Les comparaisons sont souvent hâtives, notamment lorsqu’on associe – cela devient une habitude – « Watchmen » à tout ce qui peut être lu à travers le prisme d’un réalisme désabusé. Il convient là encore d’éviter cet écueil. Mise en scène par Mark Waid (« Kingdom Come », « Empire » avec Barry Kiston – ici présent comme cover guest…) et Peter Krause (« Captain Marvel », « Superman »), cette descente aux enfers s’avère des plus intéressantes. Articulé autour de scènes fortes, elles-mêmes amenées sous forme de souvenirs partagés, le scénario comporte des choix culottés, et dont on peut penser qu’ils auraient été retoqués par beaucoup d’éditeurs. Boom ! Studios, maison fondée par des anciens de chez Malibu Comics, a pris des risques tout en restant dans un registre acceptable. Côté réalisation graphique, la copie de Krause se prête complètement au sujet abordé : son style soutien, quand il le faut, la première vie « parfaite » du Plutonien, mais sait aussi commuter vers des traits plus durs, et un encrage plus sombre lorsque les événements l’imposent. Quant au le look dark du héros déchu, il est tout en « classitude ».
Cet « Irredeemable » répond incontestablement à l’air du temps.
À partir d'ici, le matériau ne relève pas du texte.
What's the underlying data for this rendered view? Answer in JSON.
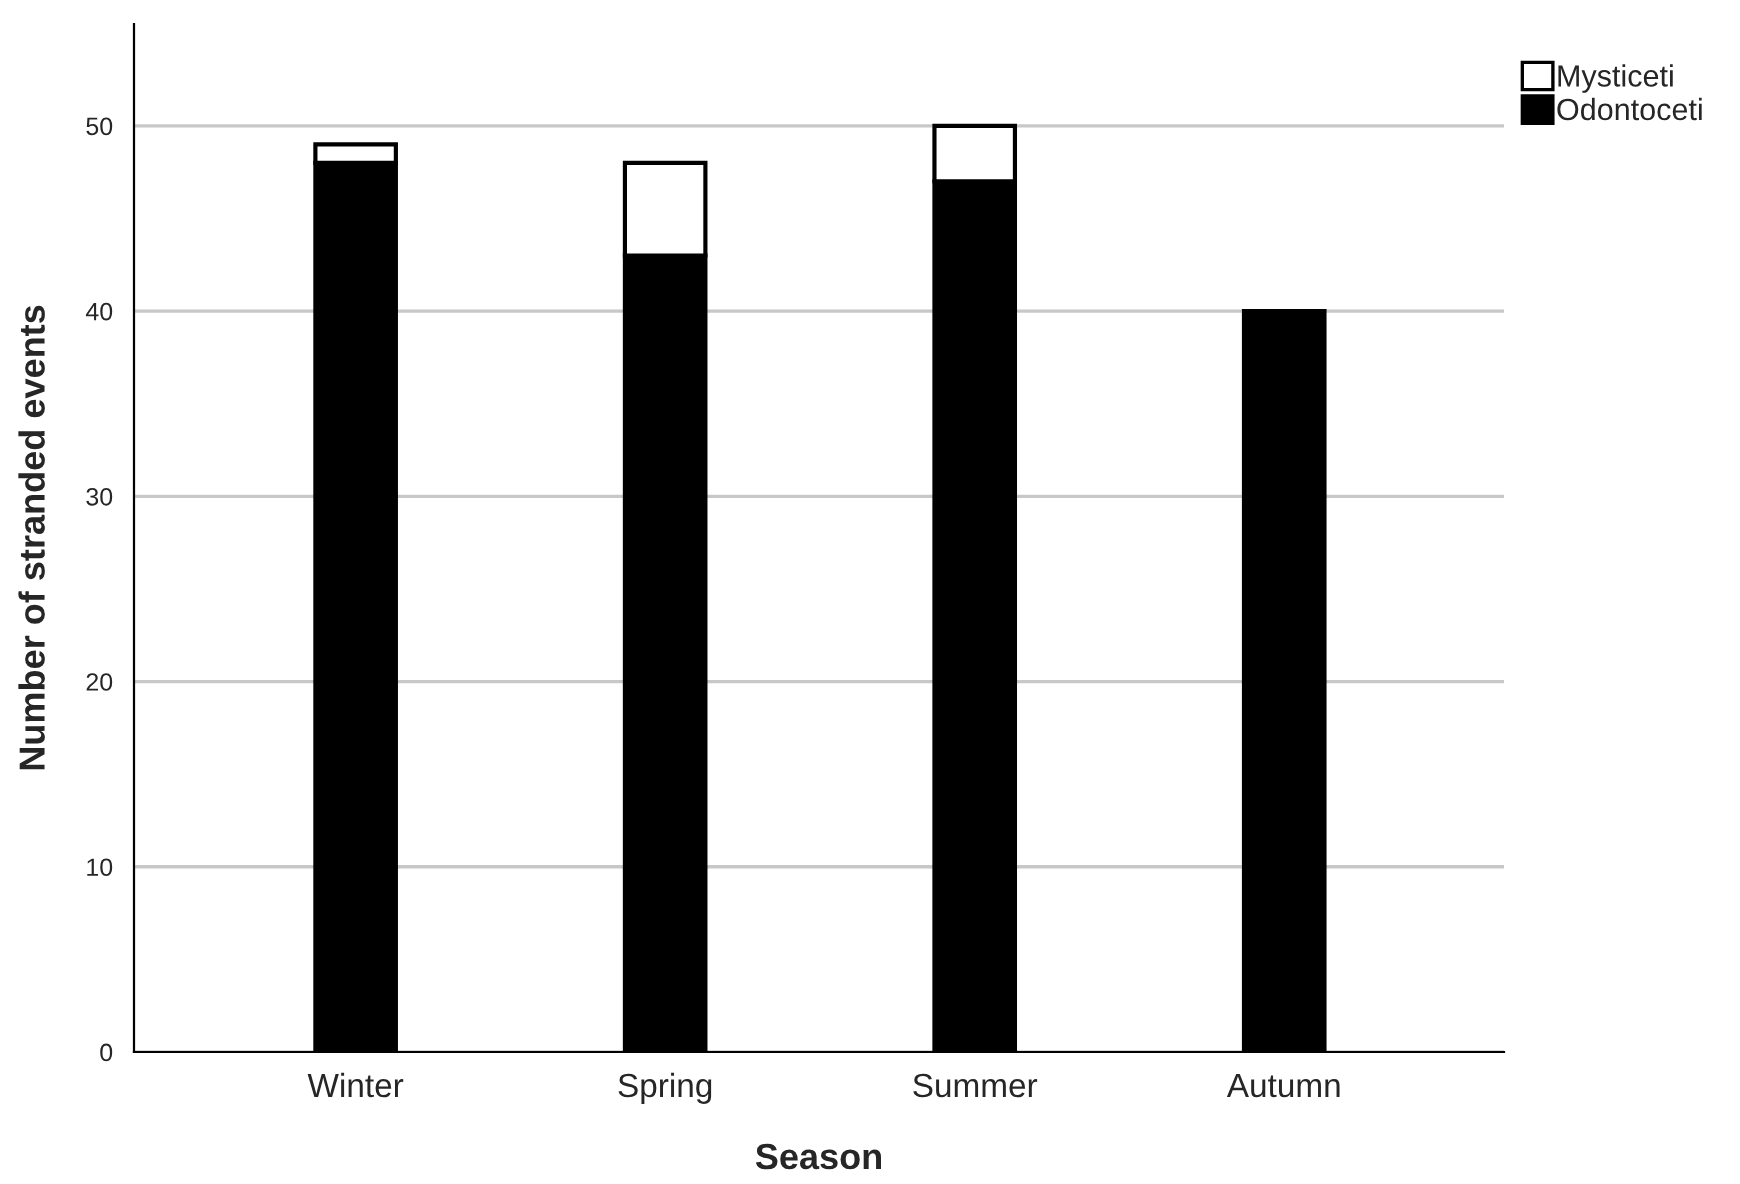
{
  "chart_data": {
    "type": "bar",
    "stacked": true,
    "xlabel": "Season",
    "ylabel": "Number of stranded events",
    "categories": [
      "Winter",
      "Spring",
      "Summer",
      "Autumn"
    ],
    "series": [
      {
        "name": "Odontoceti",
        "color": "#000000",
        "values": [
          48,
          43,
          47,
          40
        ]
      },
      {
        "name": "Mysticeti",
        "color": "#ffffff",
        "values": [
          1,
          5,
          3,
          null
        ]
      }
    ],
    "ylim": [
      0,
      55.5
    ],
    "yticks": [
      0,
      10,
      20,
      30,
      40,
      50
    ],
    "grid": "y",
    "legend": "top right"
  }
}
L’idée de transcendance et la foi ayant relativement décliné en Occident, les auteurs de comics contemporains aiment jouer avec ce constat en manipulant les icônes super-héroïques, en les plongeant dans la petite mesquinerie qui nous guette tous et qui peut engendrer de lourdes conséquences, super-pouvoirs ou non. Les « grands » aussi peuvent se louper, développer des instincts animaux, et pourquoi pas y trouver une forme de compensation à leur isolement psychologique. Ce choix scénaristique somme toute logique, s’inscrit dans la continuité des précédentes œuvres de Waid, et prolongent également un lien immatériel passant notamment par « Identity Crisis », et « Cla$$war » sur ces dernières années. L’analyse du « gris » est tellement plus difficile, mais aussi tellement plus fracassante…
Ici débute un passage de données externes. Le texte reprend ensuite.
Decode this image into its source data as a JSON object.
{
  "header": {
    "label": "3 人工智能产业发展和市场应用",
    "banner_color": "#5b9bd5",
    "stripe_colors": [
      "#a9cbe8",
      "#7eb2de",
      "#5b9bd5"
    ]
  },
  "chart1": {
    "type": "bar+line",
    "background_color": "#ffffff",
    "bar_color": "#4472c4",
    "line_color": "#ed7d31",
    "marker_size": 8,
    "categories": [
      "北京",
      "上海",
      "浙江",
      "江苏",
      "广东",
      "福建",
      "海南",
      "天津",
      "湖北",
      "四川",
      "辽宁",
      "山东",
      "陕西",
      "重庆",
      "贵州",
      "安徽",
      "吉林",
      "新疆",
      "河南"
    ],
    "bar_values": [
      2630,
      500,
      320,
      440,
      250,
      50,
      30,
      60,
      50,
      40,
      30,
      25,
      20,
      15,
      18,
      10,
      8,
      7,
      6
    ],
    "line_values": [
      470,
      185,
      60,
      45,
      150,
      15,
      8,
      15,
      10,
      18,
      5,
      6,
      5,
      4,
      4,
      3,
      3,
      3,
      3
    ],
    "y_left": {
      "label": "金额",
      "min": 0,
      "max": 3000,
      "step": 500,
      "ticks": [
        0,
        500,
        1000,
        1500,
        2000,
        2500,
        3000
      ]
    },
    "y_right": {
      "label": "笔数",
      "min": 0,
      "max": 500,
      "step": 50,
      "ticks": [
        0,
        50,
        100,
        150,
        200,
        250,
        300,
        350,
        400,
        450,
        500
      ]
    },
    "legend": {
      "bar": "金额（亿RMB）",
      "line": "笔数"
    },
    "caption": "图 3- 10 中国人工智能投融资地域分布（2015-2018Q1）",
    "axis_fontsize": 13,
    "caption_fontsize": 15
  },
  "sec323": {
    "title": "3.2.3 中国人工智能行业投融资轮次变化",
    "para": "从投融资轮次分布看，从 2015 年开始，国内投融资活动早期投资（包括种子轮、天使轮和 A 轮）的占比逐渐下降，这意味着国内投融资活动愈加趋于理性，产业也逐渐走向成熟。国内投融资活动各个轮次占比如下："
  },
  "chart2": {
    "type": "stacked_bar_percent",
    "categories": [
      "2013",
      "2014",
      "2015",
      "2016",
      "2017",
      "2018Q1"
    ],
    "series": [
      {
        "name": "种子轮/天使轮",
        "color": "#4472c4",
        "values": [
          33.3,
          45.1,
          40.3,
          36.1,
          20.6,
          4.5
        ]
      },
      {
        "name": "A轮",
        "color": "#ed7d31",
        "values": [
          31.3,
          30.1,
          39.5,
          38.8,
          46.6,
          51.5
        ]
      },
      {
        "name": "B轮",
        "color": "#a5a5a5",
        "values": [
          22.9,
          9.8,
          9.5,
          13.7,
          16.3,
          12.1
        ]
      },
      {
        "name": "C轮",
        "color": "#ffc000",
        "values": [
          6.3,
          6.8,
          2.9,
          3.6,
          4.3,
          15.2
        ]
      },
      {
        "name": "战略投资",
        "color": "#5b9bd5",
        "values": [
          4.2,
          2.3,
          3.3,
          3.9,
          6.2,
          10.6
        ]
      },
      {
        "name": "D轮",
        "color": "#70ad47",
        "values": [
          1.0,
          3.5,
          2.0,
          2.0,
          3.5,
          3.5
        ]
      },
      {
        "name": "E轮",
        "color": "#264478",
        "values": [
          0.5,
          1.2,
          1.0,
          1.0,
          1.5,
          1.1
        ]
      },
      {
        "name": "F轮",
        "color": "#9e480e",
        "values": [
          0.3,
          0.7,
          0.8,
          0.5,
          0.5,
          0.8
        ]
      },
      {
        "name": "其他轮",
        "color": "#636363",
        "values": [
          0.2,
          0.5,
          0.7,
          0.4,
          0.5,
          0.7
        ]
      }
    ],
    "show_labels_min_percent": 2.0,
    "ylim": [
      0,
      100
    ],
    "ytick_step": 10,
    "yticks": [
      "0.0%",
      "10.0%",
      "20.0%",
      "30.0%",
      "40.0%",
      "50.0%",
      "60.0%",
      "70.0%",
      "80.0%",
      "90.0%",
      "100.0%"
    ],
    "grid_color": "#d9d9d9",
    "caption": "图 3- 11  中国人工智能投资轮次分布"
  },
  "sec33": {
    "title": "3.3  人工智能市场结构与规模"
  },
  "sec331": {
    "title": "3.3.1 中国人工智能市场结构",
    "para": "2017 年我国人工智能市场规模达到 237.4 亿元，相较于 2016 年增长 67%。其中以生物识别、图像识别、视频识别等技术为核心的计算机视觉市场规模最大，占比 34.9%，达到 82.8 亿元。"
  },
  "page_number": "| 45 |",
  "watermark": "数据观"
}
On plonge donc dans ce TPB avec curiosité, et ce sans même avoir connu ces personnages au faîte de leur gloire, ce qui en assez peu de pages devient une prouesse ! Ces 6 épisodes intriguent, n’apportent certes pas toutes les réponses puisque d’autre tomes suivront, mais ils suffisent amplement pour qu’on ait envie de presser « fast forward » jusqu’à la parution de la suite. Comme lorsqu’on attendait entre deux saisons de « Lost »…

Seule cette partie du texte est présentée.